Amianto in provincia di Roma, un allarme mai cessato
Le istituzioni si muovono (ma non troppo) per accelerare i processi di smaltimento
di Lorenzo Tagliaferri
La legge 257 del 1992, seguita da una Circolare del 1993 nella quale si faceva riferimento ad un censimento delle imprese che utilizzavano amianto o che svolgevano attività di smaltimento e bonifica dello stesso, chiariva senza ombra di dubbio le direttive principali da seguire riguardo l’utilizzo di materiali in amianto. Divieto di estrazione e produzione di materiali contenenti amianto; divieto di commercializzazione di tutti i prodotti contenenti amianto; piani per la progressiva fuoriuscita dal problema amianto.
I primi due punti della legge in questione, il divieto di estrazione, produzione e commercializzazione, sono l’aspetto (o se vogliamo, il limite) più importante della vicenda riguardante la salute di centinaia di migliaia di cittadini.
Se le cifre divulgate riguardo la situazione amianto nella regione Lazio sono attinenti alla realtà c’è sicuramente di che preoccuparsi. E ancora più preoccupante risulta essere il quadro della situazione dato che tali cifre si riferiscono solo a poco meno del 5% del territorio regionale.
Considerando la provincia di Roma e gli effetti sulla salute dei cittadini che vivono a stretto contatto con la presenza di amianto, le cifre più preoccupanti arrivano dalla zona di Colleferro, dove il tasso di incidenza per numero di abitanti riguardante i casi di mesotelioma corrisponde al 4,1% e risulta essere il più elevato della provincia con al seguito il 3,5% di Civitavecchia, il 2,9% di Ardea ed il 2,7% di Pomezia. Nella capitale si calcola un tasso di incidenza vicino al 1,2% ogni 100.000 abitanti con punte percentuali nei comuni II (1,5%), VII (1,7%) e XII (1,5%).
Rifacendoci alle parole del ministro della Salute, Renato Balduzzi, durante la seconda conferenza nazionale sull’amianto tenutasi a novembre a Venezia, secondo cui è fuori discussione il fatto che “come per tutti gli agenti cancerogeni, non esiste una soglia di sicurezza al di sotto della quale il rischio sia nullo”, deve far ancor più riflettere la lentezza con la quale le istituzioni stanno provvedendo alla rimozione da tutti i siti nei quali è stata rinvenuta presenza di amianto.

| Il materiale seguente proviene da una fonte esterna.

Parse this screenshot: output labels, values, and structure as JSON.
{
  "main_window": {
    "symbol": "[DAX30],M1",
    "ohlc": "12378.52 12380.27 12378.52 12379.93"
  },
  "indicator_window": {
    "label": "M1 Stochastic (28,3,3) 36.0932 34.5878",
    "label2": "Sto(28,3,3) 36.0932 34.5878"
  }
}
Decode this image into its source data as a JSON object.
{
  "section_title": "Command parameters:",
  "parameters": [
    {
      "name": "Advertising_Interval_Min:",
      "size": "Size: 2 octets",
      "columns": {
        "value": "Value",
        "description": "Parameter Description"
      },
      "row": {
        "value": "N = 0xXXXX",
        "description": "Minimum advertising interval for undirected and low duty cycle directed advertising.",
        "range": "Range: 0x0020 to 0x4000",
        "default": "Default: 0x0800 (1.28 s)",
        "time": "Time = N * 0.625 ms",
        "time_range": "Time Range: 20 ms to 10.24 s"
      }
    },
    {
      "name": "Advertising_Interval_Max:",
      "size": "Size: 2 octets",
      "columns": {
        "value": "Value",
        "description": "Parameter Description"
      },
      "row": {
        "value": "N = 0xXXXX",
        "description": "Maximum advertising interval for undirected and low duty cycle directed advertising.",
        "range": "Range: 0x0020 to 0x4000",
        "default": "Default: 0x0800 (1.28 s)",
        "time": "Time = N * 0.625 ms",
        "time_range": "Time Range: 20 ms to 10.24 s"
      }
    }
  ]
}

La questione dunque non è solo un’emergenza immediata ed attuale per la salute del cittadino, ma è anche forte stimolo per la preoccupazione per le future generazioni. Secondo l’ANMIL (Associazione Nazionale fra Lavoratori Mutilati e Invalidi del Lavoro), il picco di tutte le malattie (professionali e non) legate alla presenza di amianto arriverà nel 2025, anno in cui i casi varcheranno la soglia dei 3.500 e che tale cifra rappresenterà un aumento in percentuale dell’85% rispetto all’anno base 2006 ed oltre il 50% rispetto ad oggi. Numeri che “inchiodano” le associazioni e che impongono il salto di qualità in una nazione che ancora consta di ben 75.000 ettari di territorio contaminato da amianto e derivati dell’amianto.